Wochenblick, Alles roger?, Info-Direkt. Derartige Medien verorten sich selbst zwischen reiner Wahrheit und medialer Avantgarde. Sie fordern mediale und kulturelle Meinungshoheit für sich ein. Wie sehen ihre Inhalte aus? Wer sind ihre Autor*innen? Und welche Kommunikationsstrategien verfolgen sie? Joseph Maria Sedlacek und Judith Goetz über die Studie von Kathrin Quatember im Auftrag der KUPF OÖ.

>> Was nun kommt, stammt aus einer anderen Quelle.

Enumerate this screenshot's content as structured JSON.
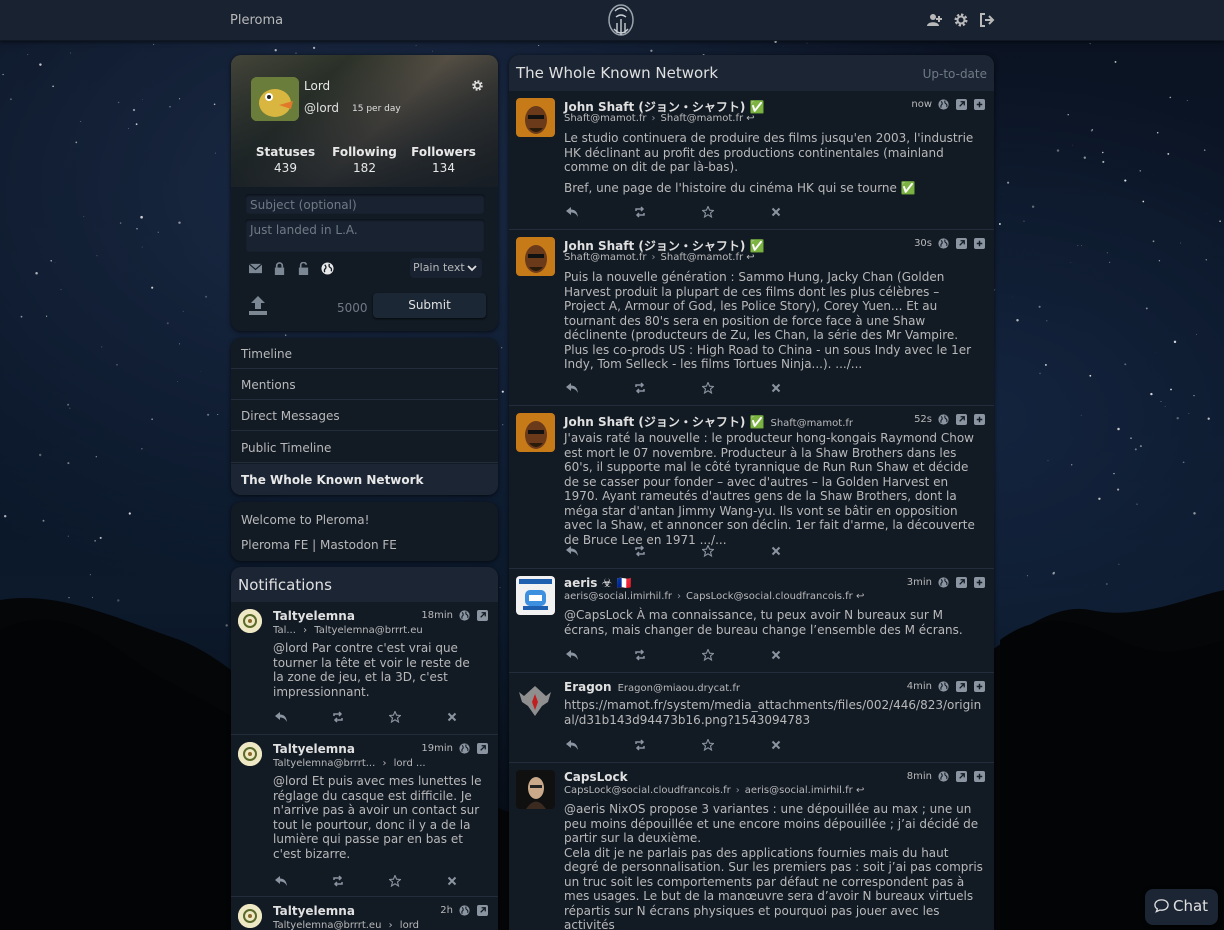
{
  "header": {
    "site_name": "Pleroma",
    "icons": [
      "user-plus-icon",
      "gear-icon",
      "logout-icon"
    ]
  },
  "user_card": {
    "display_name": "Lord",
    "handle": "@lord",
    "post_rate": "15 per day",
    "stats": [
      {
        "label": "Statuses",
        "value": "439"
      },
      {
        "label": "Following",
        "value": "182"
      },
      {
        "label": "Followers",
        "value": "134"
      }
    ]
  },
  "post_form": {
    "subject_placeholder": "Subject (optional)",
    "status_placeholder": "Just landed in L.A.",
    "format": "Plain text",
    "char_count": "5000",
    "submit_label": "Submit",
    "scope_icons": [
      "envelope-icon",
      "lock-icon",
      "unlock-icon",
      "globe-icon"
    ]
  },
  "nav": {
    "items": [
      "Timeline",
      "Mentions",
      "Direct Messages",
      "Public Timeline",
      "The Whole Known Network"
    ],
    "active_index": 4
  },
  "welcome": {
    "text": "Welcome to Pleroma!",
    "links": "Pleroma FE | Mastodon FE"
  },
  "notifications": {
    "title": "Notifications",
    "items": [
      {
        "name": "Taltyelemna",
        "time": "18min",
        "sub_from": "Tal...",
        "sub_to": "Taltyelemna@brrrt.eu",
        "text": "@lord Par contre c'est vrai que tourner la tête et voir le reste de la zone de jeu, et la 3D, c'est impressionnant."
      },
      {
        "name": "Taltyelemna",
        "time": "19min",
        "sub_from": "Taltyelemna@brrrt...",
        "sub_to": "lord ...",
        "text": "@lord Et puis avec mes lunettes le réglage du casque est difficile. Je n'arrive pas à avoir un contact sur tout le pourtour, donc il y a de la lumière qui passe par en bas et c'est bizarre."
      },
      {
        "name": "Taltyelemna",
        "time": "2h",
        "sub_from": "Taltyelemna@brrrt.eu",
        "sub_to": "lord",
        "text": ""
      }
    ]
  },
  "timeline": {
    "title": "The Whole Known Network",
    "status": "Up-to-date",
    "posts": [
      {
        "name": "John Shaft (ジョン・シャフト) ✅",
        "inline_handle": "",
        "time": "now",
        "sub_from": "Shaft@mamot.fr",
        "sub_to": "Shaft@mamot.fr",
        "paragraphs": [
          "Le studio continuera de produire des films jusqu'en 2003, l'industrie HK déclinant au profit des productions continentales (mainland comme on dit de par là-bas).",
          "Bref, une page de l'histoire du cinéma HK qui se tourne ✅"
        ]
      },
      {
        "name": "John Shaft (ジョン・シャフト) ✅",
        "inline_handle": "",
        "time": "30s",
        "sub_from": "Shaft@mamot.fr",
        "sub_to": "Shaft@mamot.fr",
        "paragraphs": [
          "Puis la nouvelle génération : Sammo Hung, Jacky Chan (Golden Harvest produit la plupart de ces films dont les plus célèbres – Project A, Armour of God, les Police Story), Corey Yuen... Et au tournant des 80's sera en position de force face à une Shaw déclinente (producteurs de Zu, les Chan, la série des Mr Vampire. Plus les co-prods US : High Road to China - un sous Indy avec le 1er Indy, Tom Selleck - les films Tortues Ninja...). .../..."
        ]
      },
      {
        "name": "John Shaft (ジョン・シャフト) ✅",
        "inline_handle": "Shaft@mamot.fr",
        "time": "52s",
        "sub_from": "",
        "sub_to": "",
        "paragraphs": [
          "J'avais raté la nouvelle : le producteur hong-kongais Raymond Chow est mort le 07 novembre. Producteur à la Shaw Brothers dans les 60's, il supporte mal le côté tyrannique de Run Run Shaw et décide de se casser pour fonder – avec d'autres – la Golden Harvest en 1970. Ayant rameutés d'autres gens de la Shaw Brothers, dont la méga star d'antan Jimmy Wang-yu. Ils vont se bâtir en opposition avec la Shaw, et annoncer son déclin. 1er fait d'arme, la découverte de Bruce Lee en 1971 .../..."
        ]
      },
      {
        "name": "aeris ☣ 🇫🇷",
        "inline_handle": "",
        "time": "3min",
        "sub_from": "aeris@social.imirhil.fr",
        "sub_to": "CapsLock@social.cloudfrancois.fr",
        "paragraphs": [
          "@CapsLock À ma connaissance, tu peux avoir N bureaux sur M écrans, mais changer de bureau change l’ensemble des M écrans."
        ]
      },
      {
        "name": "Eragon",
        "inline_handle": "Eragon@miaou.drycat.fr",
        "time": "4min",
        "sub_from": "",
        "sub_to": "",
        "paragraphs": [
          "https://mamot.fr/system/media_attachments/files/002/446/823/original/d31b143d94473b16.png?1543094783"
        ]
      },
      {
        "name": "CapsLock",
        "inline_handle": "",
        "time": "8min",
        "sub_from": "CapsLock@social.cloudfrancois.fr",
        "sub_to": "aeris@social.imirhil.fr",
        "paragraphs": [
          "@aeris NixOS propose 3 variantes : une dépouillée au max ; une un peu moins dépouillée et une encore moins dépouillée ; j’ai décidé de partir sur la deuxième.",
          "Cela dit je ne parlais pas des applications fournies mais du haut degré de personnalisation. Sur les premiers pas : soit j’ai pas compris un truc soit les comportements par défaut ne correspondent pas à mes usages. Le but de la manœuvre sera d’avoir N bureaux virtuels répartis sur N écrans physiques et pourquoi pas jouer avec les activités"
        ]
      }
    ]
  },
  "chat": {
    "label": "Chat"
  },
  "colors": {
    "background": "#121a24",
    "foreground": "#182230",
    "text": "#b9b9ba",
    "link": "#d8a070"
  }
}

Seit geraumer Zeit beklagen rechte und rechtsextreme Akteur_innen, von den sogenannten Mainstream-Medien entweder marginalisiert oder zu kritisch behandelt zu werden. Begriffe wie «Fake News» und «Lügenpresse» sind in den begleitenden Diskursen zu wirkmächtigen Chiffren geworden, mit denen sich unterschiedliche Protagonist_innen als Opfer der sogenannten «Systempresse» zu inszenieren versuchen, die angeblich «unliebsame Meinungen» nicht abdrucken wolle. Eine erfolgreiche Strategie, wie es scheint, denn nicht zuletzt aufgrund falsch verstandener Objektivitätsansprüche, aber auch Einschaltquoten, bekommen rechtsextreme Akteur_innen dadurch immer öfter Aufmerksamkeit und Redezeit in ebendiesen, ihnen so verhassten Medien. Auf der anderen Seite arbeiten rechtsextreme Akteur_innen aber auch seit längerem am Aufbau eines vermeintlich ‹alternativen› Mediennetzes zur Verbreitung ihres Gedankenguts. Genau damit befasst sich eine kürzlich abgeschlossene Studie, für die sich Kathrin Quatember drei Zeitschriften genauer angesehen hat.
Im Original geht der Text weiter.